Resource management with Swarm in production

Hi guys,

I’m currently building a infrastructure based on Docker and Swarm on top of AWS, and I wonder how to manage efficiently resources and performances in a cluster.

Docker introduced new orchestration methods, adopted by Swarm, Kubernetes, Rancher… They all have in common an automated container scheduling. It looks very promising, but does anybody can provide a feedback on large cluster and at scale ? I mean, for a production setup, living longer than a 15 minutes demonstration ?

Weakness I see in modern container lifecycle:

  • In a web stack, resource consumption is not flat: day vs night, weekday vs weekend, December vs January (in e-commerce)… => Scheduling strategies don’t take into account that available CPU and RAM can change over the time.
  • Scheduling 42 single threaded NodeJs containers on a 32-CPU host => context switching, swap, inefficient
  • Hard to know which service should be manually scaled when a VM -hosting random containers- consume 100% of CPU.
  • Service can run slower because co-hosted containers eat resources
  • After a node failure, containers are re-scheduled on different VM, but it makes much more context switching, and can slow down a whole app. Why not keeping containers stopped until a new host is up, affecting only a few micro-service load and response time ?
  • What about databases ? They often need dedicated resources and should not share CPU/RAM with other containers. What happens in an infrastructure average response time when a VM die and Swarm move the db onto an host already running random containers (even db) ?
  • When an autoscaling group detect the load is going up, it starts a new instance. But how to reschedule some containers on it ?

Starting more VM than needed is the easiest work-around/bullshit, but it”s definitely a waste and a bad practice !!
Should we kill containers on a regular basis to rebalance containers on “available” VMs ?

Did anybody try to solve this kind of issues ?

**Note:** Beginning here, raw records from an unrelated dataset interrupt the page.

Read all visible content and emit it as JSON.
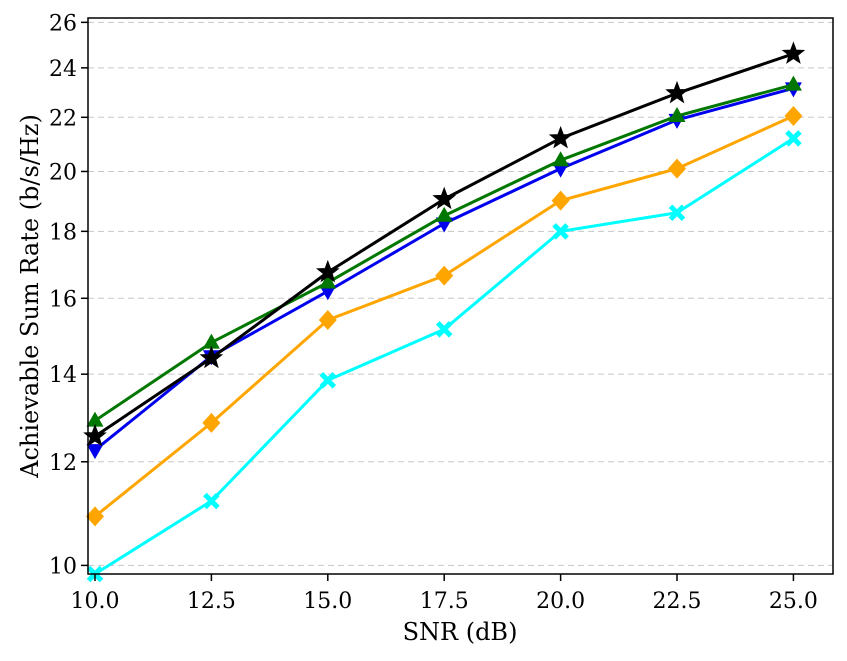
{
  "chart_data": {
    "type": "line",
    "title": "",
    "xlabel": "SNR (dB)",
    "ylabel": "Achievable Sum Rate (b/s/Hz)",
    "x": [
      10.0,
      12.5,
      15.0,
      17.5,
      20.0,
      22.5,
      25.0
    ],
    "xticks": [
      "10.0",
      "12.5",
      "15.0",
      "17.5",
      "20.0",
      "22.5",
      "25.0"
    ],
    "xlim": [
      9.85,
      25.85
    ],
    "yscale": "log",
    "ylim": [
      9.85,
      26.2
    ],
    "yticks": [
      10,
      12,
      14,
      16,
      18,
      20,
      22,
      24,
      26
    ],
    "ytick_labels": [
      "10",
      "12",
      "14",
      "16",
      "18",
      "20",
      "22",
      "24",
      "26"
    ],
    "grid": "horizontal-dashed",
    "series": [
      {
        "name": "black-star",
        "color": "#000000",
        "marker": "star",
        "values": [
          12.55,
          14.4,
          16.75,
          19.05,
          21.2,
          22.95,
          24.6
        ]
      },
      {
        "name": "green-triangle-up",
        "color": "#007700",
        "marker": "triangle-up",
        "values": [
          12.9,
          14.8,
          16.45,
          18.5,
          20.4,
          22.05,
          23.3
        ]
      },
      {
        "name": "blue-triangle-down",
        "color": "#0000ee",
        "marker": "triangle-down",
        "values": [
          12.25,
          14.45,
          16.2,
          18.25,
          20.1,
          21.9,
          23.15
        ]
      },
      {
        "name": "orange-diamond",
        "color": "#ffa500",
        "marker": "diamond",
        "values": [
          10.9,
          12.85,
          15.4,
          16.65,
          19.0,
          20.1,
          22.05
        ]
      },
      {
        "name": "cyan-x",
        "color": "#00ffff",
        "marker": "x",
        "values": [
          9.85,
          11.2,
          13.85,
          15.15,
          18.0,
          18.6,
          21.2
        ]
      }
    ]
  }
}
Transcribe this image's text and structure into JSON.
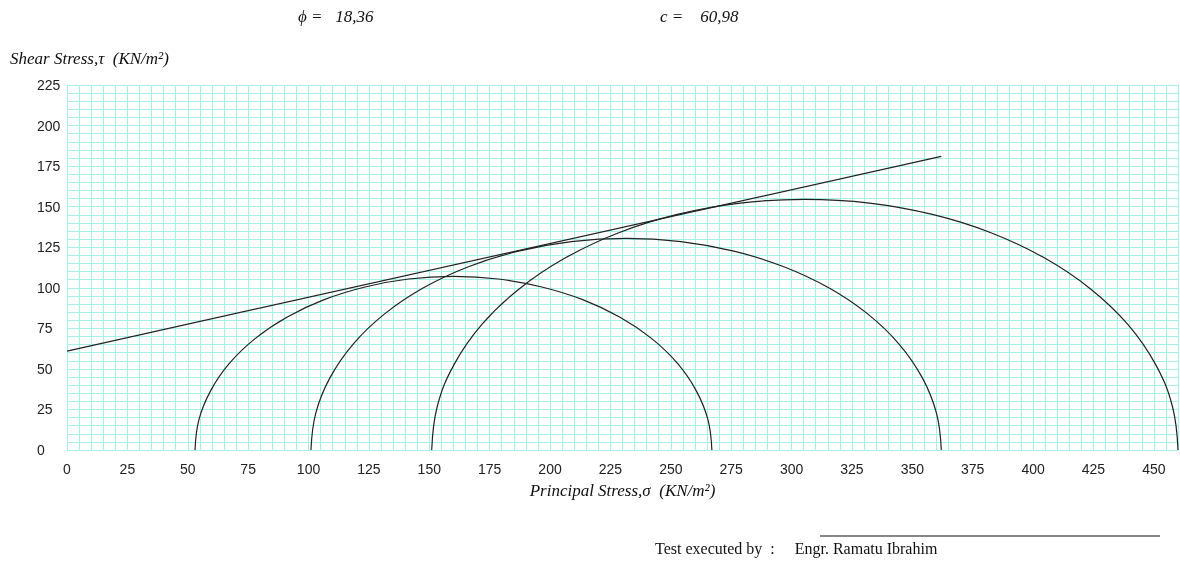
{
  "chart_data": {
    "type": "line",
    "xlabel": "Principal Stress,σ  (KN/m²)",
    "ylabel": "Shear Stress,τ  (KN/m²)",
    "annotations": [
      "ϕ =   18,36",
      "c =    60,98",
      "Test executed by  :     Engr. Ramatu Ibrahim"
    ],
    "series": [
      {
        "color": "#222222",
        "x": [
          0,
          362
        ],
        "values": [
          61,
          181
        ]
      },
      {
        "color": "#222222",
        "x": [
          53,
          54.6,
          59.5,
          67.3,
          78,
          91.2,
          106.5,
          123.4,
          141.4,
          160,
          178.6,
          196.6,
          213.5,
          228.8,
          242,
          252.7,
          260.5,
          265.4,
          267
        ],
        "values": [
          0,
          18.6,
          36.6,
          53.5,
          68.8,
          82,
          92.7,
          100.5,
          105.4,
          107,
          105.4,
          100.5,
          92.7,
          82,
          68.8,
          53.5,
          36.6,
          18.6,
          0
        ]
      },
      {
        "color": "#222222",
        "x": [
          101,
          103,
          108.9,
          118.5,
          131.5,
          147.6,
          166.2,
          186.9,
          208.8,
          231.5,
          254.2,
          276.1,
          296.8,
          315.4,
          331.5,
          344.5,
          354.1,
          360,
          362
        ],
        "values": [
          0,
          22.7,
          44.6,
          65.3,
          83.9,
          100,
          113,
          122.6,
          128.5,
          130.5,
          128.5,
          122.6,
          113,
          100,
          83.9,
          65.3,
          44.6,
          22.7,
          0
        ]
      },
      {
        "color": "#222222",
        "x": [
          151,
          153.3,
          160.3,
          171.7,
          187.2,
          206.2,
          228.2,
          252.7,
          278.7,
          305.5,
          332.3,
          358.3,
          382.8,
          404.8,
          423.8,
          439.3,
          450.7,
          457.7,
          460
        ],
        "values": [
          0,
          26.8,
          52.8,
          77.3,
          99.3,
          118.3,
          133.8,
          145.2,
          152.2,
          154.5,
          152.2,
          145.2,
          133.8,
          118.3,
          99.3,
          77.3,
          52.8,
          26.8,
          0
        ]
      }
    ],
    "xlim": [
      0,
      460
    ],
    "xticks": [
      0,
      {
        "value": 5,
        "label": null
      },
      {
        "value": 10,
        "label": null
      },
      {
        "value": 15,
        "label": null
      },
      {
        "value": 20,
        "label": null
      },
      25,
      {
        "value": 30,
        "label": null
      },
      {
        "value": 35,
        "label": null
      },
      {
        "value": 40,
        "label": null
      },
      {
        "value": 45,
        "label": null
      },
      50,
      {
        "value": 55,
        "label": null
      },
      {
        "value": 60,
        "label": null
      },
      {
        "value": 65,
        "label": null
      },
      {
        "value": 70,
        "label": null
      },
      75,
      {
        "value": 80,
        "label": null
      },
      {
        "value": 85,
        "label": null
      },
      {
        "value": 90,
        "label": null
      },
      {
        "value": 95,
        "label": null
      },
      100,
      {
        "value": 105,
        "label": null
      },
      {
        "value": 110,
        "label": null
      },
      {
        "value": 115,
        "label": null
      },
      {
        "value": 120,
        "label": null
      },
      125,
      {
        "value": 130,
        "label": null
      },
      {
        "value": 135,
        "label": null
      },
      {
        "value": 140,
        "label": null
      },
      {
        "value": 145,
        "label": null
      },
      150,
      {
        "value": 155,
        "label": null
      },
      {
        "value": 160,
        "label": null
      },
      {
        "value": 165,
        "label": null
      },
      {
        "value": 170,
        "label": null
      },
      175,
      {
        "value": 180,
        "label": null
      },
      {
        "value": 185,
        "label": null
      },
      {
        "value": 190,
        "label": null
      },
      {
        "value": 195,
        "label": null
      },
      200,
      {
        "value": 205,
        "label": null
      },
      {
        "value": 210,
        "label": null
      },
      {
        "value": 215,
        "label": null
      },
      {
        "value": 220,
        "label": null
      },
      225,
      {
        "value": 230,
        "label": null
      },
      {
        "value": 235,
        "label": null
      },
      {
        "value": 240,
        "label": null
      },
      {
        "value": 245,
        "label": null
      },
      250,
      {
        "value": 255,
        "label": null
      },
      {
        "value": 260,
        "label": null
      },
      {
        "value": 265,
        "label": null
      },
      {
        "value": 270,
        "label": null
      },
      275,
      {
        "value": 280,
        "label": null
      },
      {
        "value": 285,
        "label": null
      },
      {
        "value": 290,
        "label": null
      },
      {
        "value": 295,
        "label": null
      },
      300,
      {
        "value": 305,
        "label": null
      },
      {
        "value": 310,
        "label": null
      },
      {
        "value": 315,
        "label": null
      },
      {
        "value": 320,
        "label": null
      },
      325,
      {
        "value": 330,
        "label": null
      },
      {
        "value": 335,
        "label": null
      },
      {
        "value": 340,
        "label": null
      },
      {
        "value": 345,
        "label": null
      },
      350,
      {
        "value": 355,
        "label": null
      },
      {
        "value": 360,
        "label": null
      },
      {
        "value": 365,
        "label": null
      },
      {
        "value": 370,
        "label": null
      },
      375,
      {
        "value": 380,
        "label": null
      },
      {
        "value": 385,
        "label": null
      },
      {
        "value": 390,
        "label": null
      },
      {
        "value": 395,
        "label": null
      },
      400,
      {
        "value": 405,
        "label": null
      },
      {
        "value": 410,
        "label": null
      },
      {
        "value": 415,
        "label": null
      },
      {
        "value": 420,
        "label": null
      },
      425,
      {
        "value": 430,
        "label": null
      },
      {
        "value": 435,
        "label": null
      },
      {
        "value": 440,
        "label": null
      },
      {
        "value": 445,
        "label": null
      },
      450,
      {
        "value": 455,
        "label": null
      },
      {
        "value": 460,
        "label": null
      }
    ],
    "ylim": [
      0,
      225
    ],
    "yticks": [
      0,
      {
        "value": 5,
        "label": null
      },
      {
        "value": 10,
        "label": null
      },
      {
        "value": 15,
        "label": null
      },
      {
        "value": 20,
        "label": null
      },
      25,
      {
        "value": 30,
        "label": null
      },
      {
        "value": 35,
        "label": null
      },
      {
        "value": 40,
        "label": null
      },
      {
        "value": 45,
        "label": null
      },
      50,
      {
        "value": 55,
        "label": null
      },
      {
        "value": 60,
        "label": null
      },
      {
        "value": 65,
        "label": null
      },
      {
        "value": 70,
        "label": null
      },
      75,
      {
        "value": 80,
        "label": null
      },
      {
        "value": 85,
        "label": null
      },
      {
        "value": 90,
        "label": null
      },
      {
        "value": 95,
        "label": null
      },
      100,
      {
        "value": 105,
        "label": null
      },
      {
        "value": 110,
        "label": null
      },
      {
        "value": 115,
        "label": null
      },
      {
        "value": 120,
        "label": null
      },
      125,
      {
        "value": 130,
        "label": null
      },
      {
        "value": 135,
        "label": null
      },
      {
        "value": 140,
        "label": null
      },
      {
        "value": 145,
        "label": null
      },
      150,
      {
        "value": 155,
        "label": null
      },
      {
        "value": 160,
        "label": null
      },
      {
        "value": 165,
        "label": null
      },
      {
        "value": 170,
        "label": null
      },
      175,
      {
        "value": 180,
        "label": null
      },
      {
        "value": 185,
        "label": null
      },
      {
        "value": 190,
        "label": null
      },
      {
        "value": 195,
        "label": null
      },
      200,
      {
        "value": 205,
        "label": null
      },
      {
        "value": 210,
        "label": null
      },
      {
        "value": 215,
        "label": null
      },
      {
        "value": 220,
        "label": null
      },
      225
    ],
    "grid": true,
    "marker": "none",
    "line_style": "solid"
  }
}
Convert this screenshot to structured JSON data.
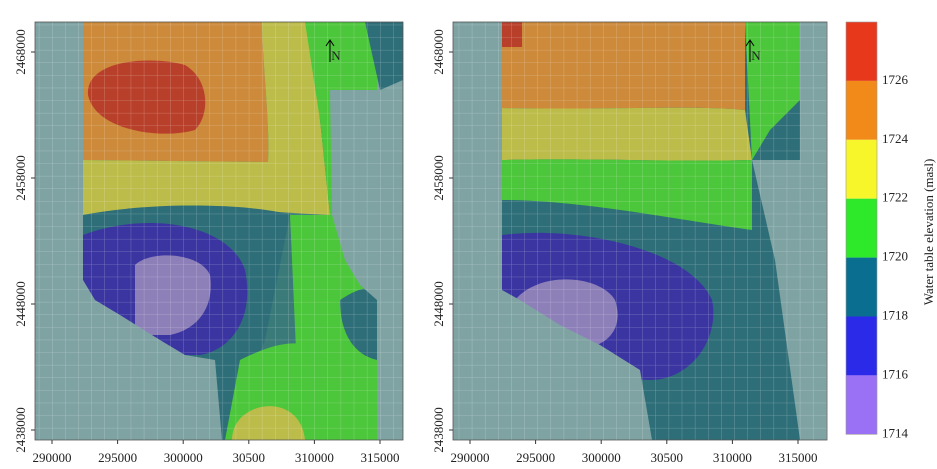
{
  "panels": [
    {
      "y_ticks": [
        "2468000",
        "2458000",
        "2448000",
        "2438000"
      ],
      "x_ticks": [
        "290000",
        "295000",
        "300000",
        "30500",
        "310000",
        "315000"
      ],
      "north": "N"
    },
    {
      "y_ticks": [
        "2468000",
        "2458000",
        "2448000",
        "2438000"
      ],
      "x_ticks": [
        "290000",
        "295000",
        "300000",
        "30500",
        "310000",
        "315000"
      ],
      "north": "N"
    }
  ],
  "legend": {
    "title": "Water table elevation (masl)",
    "bands": [
      {
        "label": "1726",
        "color": "#e8381c"
      },
      {
        "label": "1724",
        "color": "#f28a1a"
      },
      {
        "label": "1722",
        "color": "#f6f62a"
      },
      {
        "label": "1720",
        "color": "#2ee82a"
      },
      {
        "label": "1718",
        "color": "#0a6e90"
      },
      {
        "label": "1716",
        "color": "#2a2ae8"
      },
      {
        "label": "1714",
        "color": "#9a70f4"
      }
    ]
  }
}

Have not tested all the orchestration options but with Kubernetes CPU requests and limits may be specified and autoscaling set for varying loads. Some references:

I didn’t try yet, but randomness should be addressed using labels on nodes and services.
I think you can label group of nodes and create services using those labels to restrict which services run on which nodes

How can I auto-migrate / rebalance containers of already running service to a newly added worker node?
Do I really need to kill the running containers?!

@dvohra K8s seems to offer more options for optimisations :clap:

@robymes Yes, but it does not solve most of problems I mentioned :frowning:

sl4dy Same problem here. Docker can pause containers. But Swarm is still not able to hot-move them like we used to do with virtual machines. Need confirmation on that.